Mimo że rząd premiera Kubiliusa co jakiś czas obwieszcza, że kryzys gospodarczy na Litwie kończy się, to jednak coraz liczniejsze rzesze bezrobotnych obijają progi giełd pracy. Bezrobocie na Litwie może przekroczyć 20 proc. i będzie największe w Unii Europejskiej.
— Problem bezrobocia, który dotknął nasz kraj jest bardzo bolesny. Dotychczas nawet w latach 90. na Litwie nie mieliśmy tak licznej rzeszy bezrobotnych — powiedział „Kurierowi” Giedrius Kadziauskas, wiceprezydent oraz ekspert Instytutu Wolnego Rynku Litwy. Zdaniem Kadziauskasa, w najbliższej przyszłości czeka nas, być może, kolejna fala zwolnień, ponieważ „w okresie letnim tradycyjnie więcej ludzi znajduje zatrudnienie, niech chociażby i na czarno, z kolei zimą sytuacja się zmienia”.
Sieci handlowe supermarketów też przygotowują na to, że niektórzy bezrobotni, którzy utracą zasiłek, mogą zacząć się próbować utrzymywać się w inny sposób, tzn. kraść. Renata Saulytė, rzeczniczka prasowa sieci handlowej „Maxima LT UAB” w rozmowie z „Kurierem” zaznaczyła, że uważnie obserwują zaistniałą sytuację:
— Inwestujemy we wzmocnienie poziomu bezpieczeństwa naszych sklepów, ponieważ mogą się sprawdzić prognozy ekspertów i co piąty mieszkaniec Litwy będzie bezrobotny.
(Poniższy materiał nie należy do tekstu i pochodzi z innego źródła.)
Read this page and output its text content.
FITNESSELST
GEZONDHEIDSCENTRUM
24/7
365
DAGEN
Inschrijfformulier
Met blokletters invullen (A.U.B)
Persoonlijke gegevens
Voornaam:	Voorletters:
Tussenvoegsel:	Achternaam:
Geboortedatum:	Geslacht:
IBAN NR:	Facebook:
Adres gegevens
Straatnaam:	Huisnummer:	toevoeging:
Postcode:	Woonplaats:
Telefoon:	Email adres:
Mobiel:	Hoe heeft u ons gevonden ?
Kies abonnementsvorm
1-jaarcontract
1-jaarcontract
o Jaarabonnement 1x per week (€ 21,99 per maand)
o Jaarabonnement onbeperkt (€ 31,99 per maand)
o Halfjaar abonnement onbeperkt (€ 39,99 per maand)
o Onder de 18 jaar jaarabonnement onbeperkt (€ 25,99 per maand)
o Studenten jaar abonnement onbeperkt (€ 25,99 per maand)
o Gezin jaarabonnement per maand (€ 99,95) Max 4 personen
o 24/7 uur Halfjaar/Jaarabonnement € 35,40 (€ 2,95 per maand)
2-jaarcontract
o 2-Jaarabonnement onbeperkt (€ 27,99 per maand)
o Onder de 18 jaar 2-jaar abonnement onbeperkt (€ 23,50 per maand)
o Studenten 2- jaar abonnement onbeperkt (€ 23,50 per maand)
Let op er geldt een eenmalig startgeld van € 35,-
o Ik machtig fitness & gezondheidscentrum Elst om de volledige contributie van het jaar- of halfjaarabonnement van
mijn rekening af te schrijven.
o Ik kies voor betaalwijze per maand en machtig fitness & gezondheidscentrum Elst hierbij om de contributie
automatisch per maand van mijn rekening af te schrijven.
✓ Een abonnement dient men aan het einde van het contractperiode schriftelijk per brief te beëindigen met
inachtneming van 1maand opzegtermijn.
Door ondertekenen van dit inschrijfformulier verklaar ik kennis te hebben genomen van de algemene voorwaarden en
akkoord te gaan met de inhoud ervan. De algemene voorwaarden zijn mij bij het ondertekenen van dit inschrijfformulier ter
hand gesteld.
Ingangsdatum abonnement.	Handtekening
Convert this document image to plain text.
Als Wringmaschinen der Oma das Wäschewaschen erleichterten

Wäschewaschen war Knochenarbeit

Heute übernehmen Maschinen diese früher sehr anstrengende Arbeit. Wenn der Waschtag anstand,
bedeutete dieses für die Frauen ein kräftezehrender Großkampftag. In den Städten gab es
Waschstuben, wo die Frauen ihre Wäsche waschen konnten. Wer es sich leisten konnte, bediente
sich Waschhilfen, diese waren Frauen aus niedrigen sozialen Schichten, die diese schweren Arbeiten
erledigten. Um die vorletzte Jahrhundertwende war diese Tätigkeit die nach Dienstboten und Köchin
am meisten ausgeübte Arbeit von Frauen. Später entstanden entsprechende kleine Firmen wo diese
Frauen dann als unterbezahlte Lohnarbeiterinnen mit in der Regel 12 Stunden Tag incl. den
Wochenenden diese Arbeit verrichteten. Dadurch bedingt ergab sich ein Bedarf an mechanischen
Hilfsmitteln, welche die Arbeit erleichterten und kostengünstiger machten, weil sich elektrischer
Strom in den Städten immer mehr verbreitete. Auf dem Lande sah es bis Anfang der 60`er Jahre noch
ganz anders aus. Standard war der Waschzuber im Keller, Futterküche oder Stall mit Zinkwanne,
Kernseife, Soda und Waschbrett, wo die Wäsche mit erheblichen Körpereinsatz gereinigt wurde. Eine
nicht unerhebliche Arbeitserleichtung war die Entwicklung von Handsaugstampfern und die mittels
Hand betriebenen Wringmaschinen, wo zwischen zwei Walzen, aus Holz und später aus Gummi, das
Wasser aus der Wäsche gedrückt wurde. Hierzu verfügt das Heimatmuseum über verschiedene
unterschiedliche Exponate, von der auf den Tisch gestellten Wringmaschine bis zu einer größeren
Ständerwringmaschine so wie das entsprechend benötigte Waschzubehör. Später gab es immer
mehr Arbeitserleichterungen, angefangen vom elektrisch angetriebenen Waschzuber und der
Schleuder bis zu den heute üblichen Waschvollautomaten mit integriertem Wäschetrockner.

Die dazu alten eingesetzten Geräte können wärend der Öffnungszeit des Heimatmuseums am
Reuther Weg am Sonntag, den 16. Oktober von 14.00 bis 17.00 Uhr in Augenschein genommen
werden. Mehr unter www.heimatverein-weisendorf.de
Z kolei większy poziom bezrobocia powoduje większą liczbę prób kradzieży.
Prognozy ekspertów zarówno tych rządowych, jak i z prywatnych instytucji np. z Instytutu Wolnego Rynku Litwy dla naszego kraju są bynajmniej nie w różowym kolorze. Już teraz nasz kraj pod względem liczby bezrobotnych znajduje się w europejskiej czołówce, ustępując tylko Łotwie i Hiszpanii. Oficjalnie dane statystyczne mówią, że ponad 236,9 tys. mieszkańców naszego kraje nie ma pracy i utrzymuje się z zasiłków socjalnych. W ciągu 2009 roku liczba bezrobotnych, zwiększyła się prawie o 3 razy. Ci sami eksperci prognozują, że do wiosny przyszłego roku liczba bezrobotnych wzrośnie o kolejne 100 tys. Z samych danych Giełdy Pracy wynika, że zaledwie w ciągu minionego tygodnia w urzędach pracy zarejestrowało się 7463 bezrobotnych, o 500 osób więcej niż w ostatni tydzień października. Z kolei giełdy pracy były w stanie zaproponować zaledwie 1039 ofert.
— Naszym zdaniem, rząd powinien nie tylko myśleć, w jaki sposób utrzymać rosnącą armię bezrobotnych, ale stworzyć takie warunki, aby zaczęły się tworzyć miejsca pracy — powiedział „Kurierowi” Kadziauskas. Zdaniem eksperta, dobrym sposobem na zachęcenie pracodawców do tworzenia miejsc pracy jest zmniejszenie minimalnego wynagrodzenia dla pracowników z 800 litów do np. 600 lub 500 litów. Kolejnym takim sposobem, zdaniem przedstawiciela Instytutu Wolnego Rynku Litwy, jest obniżenie kosztów, które są niezbędne do uiszczenia przez mieszkańców, rozpoczynających własną działalność gospodarczą.